In the letter uploaded to the SEC website, Musk’s attorneys cited Section 6.1(e) of the merger agreement, which states that Twitter promised not to “grant or provide any termination or termination payment or benefits to any of the Company’s service providers other than the payment of termination indemnities.” Amounts or benefits in the ordinary course of business in accordance with previous practices and subject to the implementation and non-cancellation of a party’s release of claims in favor of the company and its subsidiaries.” Former employees are the company’s service providers.
Musk and Twitter entered into the purchase agreement in April, and it wasn’t until June when Zatko received his severance pay.
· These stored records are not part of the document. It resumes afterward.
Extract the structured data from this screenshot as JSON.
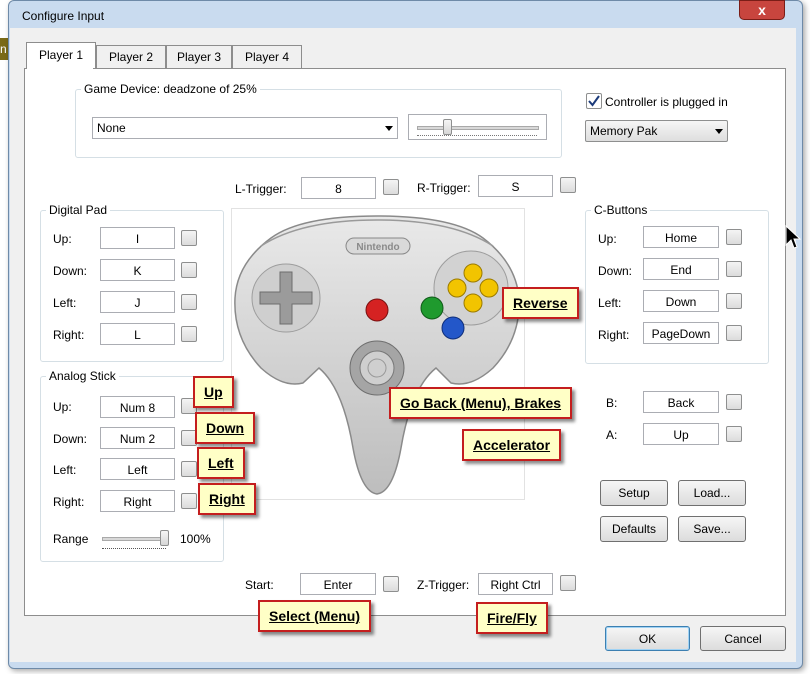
{
  "window": {
    "title": "Configure Input",
    "close_label": "x",
    "side_text": "n"
  },
  "tabs": [
    "Player 1",
    "Player 2",
    "Player 3",
    "Player 4"
  ],
  "game_device": {
    "label": "Game Device: deadzone of 25%",
    "device_value": "None",
    "deadzone_percent": 25
  },
  "controller": {
    "plugged_label": "Controller is plugged in",
    "plugged_checked": true,
    "pak_value": "Memory Pak",
    "brand": "Nintendo"
  },
  "triggers": {
    "l_label": "L-Trigger:",
    "l_value": "8",
    "r_label": "R-Trigger:",
    "r_value": "S",
    "z_label": "Z-Trigger:",
    "z_value": "Right Ctrl",
    "start_label": "Start:",
    "start_value": "Enter"
  },
  "digital_pad": {
    "title": "Digital Pad",
    "rows": [
      {
        "label": "Up:",
        "value": "I"
      },
      {
        "label": "Down:",
        "value": "K"
      },
      {
        "label": "Left:",
        "value": "J"
      },
      {
        "label": "Right:",
        "value": "L"
      }
    ]
  },
  "analog_stick": {
    "title": "Analog Stick",
    "rows": [
      {
        "label": "Up:",
        "value": "Num 8"
      },
      {
        "label": "Down:",
        "value": "Num 2"
      },
      {
        "label": "Left:",
        "value": "Left"
      },
      {
        "label": "Right:",
        "value": "Right"
      }
    ],
    "range_label": "Range",
    "range_value": "100%",
    "range_fraction": 1.0
  },
  "c_buttons": {
    "title": "C-Buttons",
    "rows": [
      {
        "label": "Up:",
        "value": "Home"
      },
      {
        "label": "Down:",
        "value": "End"
      },
      {
        "label": "Left:",
        "value": "Down"
      },
      {
        "label": "Right:",
        "value": "PageDown"
      }
    ]
  },
  "ab_buttons": {
    "b_label": "B:",
    "b_value": "Back",
    "a_label": "A:",
    "a_value": "Up"
  },
  "buttons": {
    "setup": "Setup",
    "load": "Load...",
    "defaults": "Defaults",
    "save": "Save...",
    "ok": "OK",
    "cancel": "Cancel"
  },
  "callouts": {
    "reverse": "Reverse",
    "up": "Up",
    "down": "Down",
    "left": "Left",
    "right": "Right",
    "go_back": "Go Back (Menu), Brakes",
    "accelerator": "Accelerator",
    "select": "Select (Menu)",
    "fire": "Fire/Fly"
  },
  "colors": {
    "callout_fill": "#ffffc6",
    "callout_border": "#c41e1e",
    "button_red": "#d52222",
    "button_green": "#1f9a2e",
    "button_blue": "#2357c9",
    "button_yellow": "#f2c400"
  }
}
In the letter, the lawyers said the company did not seek Musk’s approval before paying the amount or notifying him of the deal.
Musk apparently only discovered the settlement when Twitter included the information in his court filing on September 3.
As such, the Musk camp argues that the settlement serves as an additional basis for terminating the purchase agreement between the two parties, Engadget reported.
As The Post notes, it is now up to Twitter to prove that such large payments to a former employee were not out of the ordinary.
Also known as “Mudge,” Zatko accused the social network of having “fatal and egregious deficiencies” in security. He said in a complaint filed with the Securities and Exchange Commission that Twitter violated the terms it agreed to when it settled a privacy dispute with the FTC back in 2011.
The whistleblower also claimed that he could not get a direct response from Twitter regarding the actual number of bots on the site. If you recall, Musk previously accused Twitter of fraud to hide the true number of bots on his platform and told the court in a legal filing that 10 percent — not just 5 percent as the social network maintains — of daily active users who see ads are non-genuine accounts.